Yes, you could use self-tapping fasteners, but I prefer drilling holes through the sheetrock and steel stud, then using Hilti 1/4-20 Togglers. Here's a link:
http://www.homedepot.com/webapp/wcs...d=10053&productId=100091238&categoryID=500218

The problems I have with using self-tapping screws for mounting TVs on walls with sheetrock and steel studs are 1) it is easy to over-tighten (or under-tighten) and therefore not get a good solid hold and 2) since steel studs CAN flex you sometimes can't tell whether you've actually gotten the screw to tap the stud instead of pushing it away and 3) since you aren't drilling a hole you can't see if you've damaged audio/video/electrical lines inside the wall.

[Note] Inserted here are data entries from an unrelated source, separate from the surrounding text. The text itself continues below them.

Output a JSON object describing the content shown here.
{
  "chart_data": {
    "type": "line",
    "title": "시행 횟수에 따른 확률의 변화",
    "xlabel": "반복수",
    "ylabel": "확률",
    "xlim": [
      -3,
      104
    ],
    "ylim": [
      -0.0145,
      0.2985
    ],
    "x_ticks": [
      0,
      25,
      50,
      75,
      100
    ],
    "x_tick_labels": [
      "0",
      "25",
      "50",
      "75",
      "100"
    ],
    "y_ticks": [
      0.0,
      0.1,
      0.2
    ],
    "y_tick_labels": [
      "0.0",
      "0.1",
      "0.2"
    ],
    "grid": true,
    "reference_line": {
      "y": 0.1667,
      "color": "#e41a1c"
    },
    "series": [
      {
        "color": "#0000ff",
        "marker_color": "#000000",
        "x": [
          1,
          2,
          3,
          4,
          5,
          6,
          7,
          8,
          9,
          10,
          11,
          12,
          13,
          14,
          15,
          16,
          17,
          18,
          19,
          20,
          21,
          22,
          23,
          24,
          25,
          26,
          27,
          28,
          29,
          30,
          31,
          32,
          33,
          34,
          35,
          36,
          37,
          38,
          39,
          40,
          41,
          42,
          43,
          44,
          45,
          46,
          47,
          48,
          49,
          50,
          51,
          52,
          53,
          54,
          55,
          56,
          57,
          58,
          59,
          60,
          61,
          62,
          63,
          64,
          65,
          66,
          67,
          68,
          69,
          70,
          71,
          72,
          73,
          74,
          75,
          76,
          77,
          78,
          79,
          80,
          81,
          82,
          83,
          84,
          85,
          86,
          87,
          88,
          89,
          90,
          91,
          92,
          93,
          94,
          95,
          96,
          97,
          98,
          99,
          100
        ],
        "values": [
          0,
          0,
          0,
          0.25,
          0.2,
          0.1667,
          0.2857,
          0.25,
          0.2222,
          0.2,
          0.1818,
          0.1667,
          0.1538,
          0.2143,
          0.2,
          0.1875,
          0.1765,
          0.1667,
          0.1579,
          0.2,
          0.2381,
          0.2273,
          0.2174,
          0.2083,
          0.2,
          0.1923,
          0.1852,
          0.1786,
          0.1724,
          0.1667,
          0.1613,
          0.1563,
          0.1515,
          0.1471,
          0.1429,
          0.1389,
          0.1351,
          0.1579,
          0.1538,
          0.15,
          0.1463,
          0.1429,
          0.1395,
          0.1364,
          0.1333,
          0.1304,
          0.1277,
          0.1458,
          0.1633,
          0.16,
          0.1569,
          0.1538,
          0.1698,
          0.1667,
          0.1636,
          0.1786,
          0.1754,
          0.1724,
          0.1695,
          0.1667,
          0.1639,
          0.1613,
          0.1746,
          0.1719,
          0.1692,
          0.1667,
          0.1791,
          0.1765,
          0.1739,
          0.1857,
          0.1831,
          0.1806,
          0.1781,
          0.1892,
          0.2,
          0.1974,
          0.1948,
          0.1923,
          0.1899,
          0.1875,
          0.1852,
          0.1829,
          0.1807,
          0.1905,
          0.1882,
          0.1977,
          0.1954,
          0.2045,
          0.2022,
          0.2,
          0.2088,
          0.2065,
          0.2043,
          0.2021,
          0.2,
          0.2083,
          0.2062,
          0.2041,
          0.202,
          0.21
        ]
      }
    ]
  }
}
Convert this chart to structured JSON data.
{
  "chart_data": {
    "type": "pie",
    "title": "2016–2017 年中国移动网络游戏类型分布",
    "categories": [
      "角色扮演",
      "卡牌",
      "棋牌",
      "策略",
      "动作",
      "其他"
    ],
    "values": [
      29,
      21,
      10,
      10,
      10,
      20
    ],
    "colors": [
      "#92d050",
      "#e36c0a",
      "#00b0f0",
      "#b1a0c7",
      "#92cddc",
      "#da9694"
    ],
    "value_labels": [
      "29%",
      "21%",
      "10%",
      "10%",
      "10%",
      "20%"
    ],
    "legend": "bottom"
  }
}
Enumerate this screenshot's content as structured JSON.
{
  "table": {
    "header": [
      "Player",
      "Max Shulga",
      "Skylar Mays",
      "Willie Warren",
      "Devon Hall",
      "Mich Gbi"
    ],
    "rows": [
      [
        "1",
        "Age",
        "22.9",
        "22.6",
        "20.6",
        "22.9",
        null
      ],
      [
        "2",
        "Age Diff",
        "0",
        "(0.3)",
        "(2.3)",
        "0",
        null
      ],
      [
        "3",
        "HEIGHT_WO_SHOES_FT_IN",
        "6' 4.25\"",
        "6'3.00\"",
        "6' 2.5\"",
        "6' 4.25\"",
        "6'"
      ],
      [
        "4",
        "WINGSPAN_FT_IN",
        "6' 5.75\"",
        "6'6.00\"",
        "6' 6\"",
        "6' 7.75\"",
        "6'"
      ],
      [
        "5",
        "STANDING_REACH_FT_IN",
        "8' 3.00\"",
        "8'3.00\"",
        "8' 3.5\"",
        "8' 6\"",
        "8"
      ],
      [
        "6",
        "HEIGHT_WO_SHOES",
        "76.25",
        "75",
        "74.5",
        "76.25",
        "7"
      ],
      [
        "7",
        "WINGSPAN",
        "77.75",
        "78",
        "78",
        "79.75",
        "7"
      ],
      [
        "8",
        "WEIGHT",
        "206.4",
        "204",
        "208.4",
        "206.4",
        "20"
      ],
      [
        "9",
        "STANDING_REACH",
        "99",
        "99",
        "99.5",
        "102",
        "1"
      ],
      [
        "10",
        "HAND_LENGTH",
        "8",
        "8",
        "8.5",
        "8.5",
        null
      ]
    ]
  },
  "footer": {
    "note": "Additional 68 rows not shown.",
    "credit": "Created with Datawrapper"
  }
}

I use a good 1/2" drill bit or Unibit to drill a clean hole thru the rock and stud, and then insert the toggler. Proceed very cautiously and drill a small pilot hole first, if needed, to minimize risk of damaging audio/video/electrical/alarm/phone/plumbing/who knows what. Once you've finished the hole, you can look in it, or carefully put a finger or fish tape in it, and confirm that you've got a good area for a toggler and that nothing in the wall has been damaged. Also, make sure you have enough space inside the wall to insert the toggler and to tighten the screw all the way down.:thumbsup:


----------



## rustyjames (Jul 20, 2008)

If the studs are heavier gauge (20-16) self drillers would probably be fine as long as what you're hanging isn't very heavy. But if the studs are the light ones used for partitions then I'd go with the toggle's. Try drilling a small hole to test the thickness of the material.


----------